Journalists, interviews and the crying game

When someone cries in front of you, how do you feel?

What if you’re the one who made them cry?

Watch this video and note how it makes you feel.

A prevailing opinion among TV news crews and others who interview people for video stories is that tears are absolute gold. They rivet the audience’s attention — the video analytics go through the roof. For nonprofits, they evoke an emotional response that might even spur people to, oh, I don’t know, give money.

In some circles, the ability to draw tears out of an interview subject is a sign of how good the interviewer is. On his ESPN interview show, Roy Firestone used to routinely make pro athletes cry — to a point where it became a running joke.

As a Christian and a journalist, I’ve wrestled with this tension. I hate the idea that making my subject cry is a goal. Of course subjects cry sometimes. I do videos for our local rescue mission, interviewing people in recovery from addiction and trauma. When a person gets to a particularly emotional story and needs a minute to compose themselves, I’ll usually pause the camera until they feel good about continuing. But their emotion is certainly part of their story.

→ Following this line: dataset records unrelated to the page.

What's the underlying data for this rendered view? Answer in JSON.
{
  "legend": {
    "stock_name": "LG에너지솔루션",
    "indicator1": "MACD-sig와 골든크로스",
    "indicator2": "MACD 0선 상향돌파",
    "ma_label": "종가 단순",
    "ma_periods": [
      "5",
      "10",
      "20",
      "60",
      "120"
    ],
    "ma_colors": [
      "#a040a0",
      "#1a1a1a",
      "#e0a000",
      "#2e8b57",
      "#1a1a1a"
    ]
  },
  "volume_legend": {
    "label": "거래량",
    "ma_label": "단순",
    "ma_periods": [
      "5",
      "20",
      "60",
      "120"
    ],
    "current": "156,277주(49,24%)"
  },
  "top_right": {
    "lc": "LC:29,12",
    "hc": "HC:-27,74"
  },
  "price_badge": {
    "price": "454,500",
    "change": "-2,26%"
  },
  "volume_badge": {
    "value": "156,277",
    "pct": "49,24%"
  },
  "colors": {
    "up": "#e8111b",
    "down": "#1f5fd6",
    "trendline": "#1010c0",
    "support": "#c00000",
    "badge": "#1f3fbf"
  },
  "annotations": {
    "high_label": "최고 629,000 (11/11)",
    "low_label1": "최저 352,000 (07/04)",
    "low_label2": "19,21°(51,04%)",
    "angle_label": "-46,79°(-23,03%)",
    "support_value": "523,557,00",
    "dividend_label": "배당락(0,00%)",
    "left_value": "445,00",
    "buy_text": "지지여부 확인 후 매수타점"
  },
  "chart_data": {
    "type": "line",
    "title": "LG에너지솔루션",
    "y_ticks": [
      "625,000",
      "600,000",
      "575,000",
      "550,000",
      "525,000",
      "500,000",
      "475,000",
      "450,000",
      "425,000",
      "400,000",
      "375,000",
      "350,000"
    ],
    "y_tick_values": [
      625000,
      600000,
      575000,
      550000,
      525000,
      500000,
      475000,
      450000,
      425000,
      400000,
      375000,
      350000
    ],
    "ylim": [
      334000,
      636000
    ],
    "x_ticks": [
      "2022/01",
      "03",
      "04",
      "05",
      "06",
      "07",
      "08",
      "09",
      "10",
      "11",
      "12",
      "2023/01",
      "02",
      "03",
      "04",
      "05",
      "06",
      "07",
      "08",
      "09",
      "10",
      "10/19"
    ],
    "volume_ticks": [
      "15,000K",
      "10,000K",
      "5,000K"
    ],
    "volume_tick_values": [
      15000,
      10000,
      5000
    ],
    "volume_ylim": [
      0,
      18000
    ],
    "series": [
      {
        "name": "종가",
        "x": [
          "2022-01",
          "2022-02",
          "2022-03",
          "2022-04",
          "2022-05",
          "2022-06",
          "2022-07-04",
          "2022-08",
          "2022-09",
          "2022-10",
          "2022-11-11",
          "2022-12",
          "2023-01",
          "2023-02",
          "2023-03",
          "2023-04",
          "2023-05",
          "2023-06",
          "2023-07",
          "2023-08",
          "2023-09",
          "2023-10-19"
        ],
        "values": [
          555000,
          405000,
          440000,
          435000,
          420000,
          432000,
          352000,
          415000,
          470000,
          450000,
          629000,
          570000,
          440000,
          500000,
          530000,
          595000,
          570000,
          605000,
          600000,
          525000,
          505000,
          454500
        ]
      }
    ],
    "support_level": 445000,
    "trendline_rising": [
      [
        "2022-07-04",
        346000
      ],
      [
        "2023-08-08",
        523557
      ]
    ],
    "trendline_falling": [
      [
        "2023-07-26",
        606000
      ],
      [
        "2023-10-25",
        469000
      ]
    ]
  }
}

I suppose the reason behind someone’s tears is the key ethical question. Are they telling me a story they’re comfortable telling — one so close to their heart that it causes them to tear up? Have they willingly stepped to the equivalent of a podium because they feel compelled to say something?

Certainly the most memorable part of former president George W. Bush’s eulogy for his father was when he broke down crying at the end. I cried with him. No, I would not have stopped the camera.

The only time I’ve ever broken down publicly was when I gave a speech to a college journalism convention the week after five students were murdered on our campus. The speech was carried on Chicago radio and I was OK with that. Everyone in the room was feeling similar emotions and it helped me to express those to a friendly audience.

In other instances, though, the person has been traumatized and media actions feel intrusive and unwanted. I knew one of the student editors at another campus where a mass shooting happened. During the early aftermath, with network TV cameras everywhere on campus, she was overcome with emotion. As she knelt to weep, she heard someone say, “She’s crying! Let’s get this!” Suddenly a camera was 12 inches from her face.

Am I catching someone at one of the worst moments of their life? Do my questions and the presence of my camera make the story better, or worse for them? Do they tell the story fairly and respect the person’s dignity? And what is my responsibility to my employer and to my audience? Can those coexist?

Another friend, reporting for a major newspaper after the 1995 terrorist bombing in Oklahoma City, found himself in a gymnasium where distraught family members waited for news. Rather than simply approach people coldly, he walked silently around the gym with his reporter notebook clearly in view. People stared daggers. Some cursed him. Others made gentler eye contact, and he used that cue to decide whom to approach respectfully and humbly. He delivered a powerful story.

Recently, the Washington Post spoke with NPR’s Terry Gross, one of the best interviewers of our time. The reporter asked Gross how she deals with the possibility of exploiting someone in a bad moment. Gross responded:

“It’s different when you’re talking with politicians because there’s a level of accountability we should demand. But private people don’t owe us anything. So I always tell my guests, “If I ask you anything too personal, let me know, and I’ll move on to something else.” This week, one of my guests just broke up in tears. I just said, “Do you need a moment? Do you want to stop?” And that’s what we did. I don’t like to exploit people’s emotions. Like: Oh, yeah, tears! That’s going to be great radio. Let’s keep it going. Because we all have our public self and our family self, and our truly personal self that is off-limits to everybody. I’m hoping for the best candid version of the public self. Not to trick you, or outsmart you, or show you up.”

The best candid version of the public self. I like that approach. It honors the person I’m interviewing, and I think it honors God.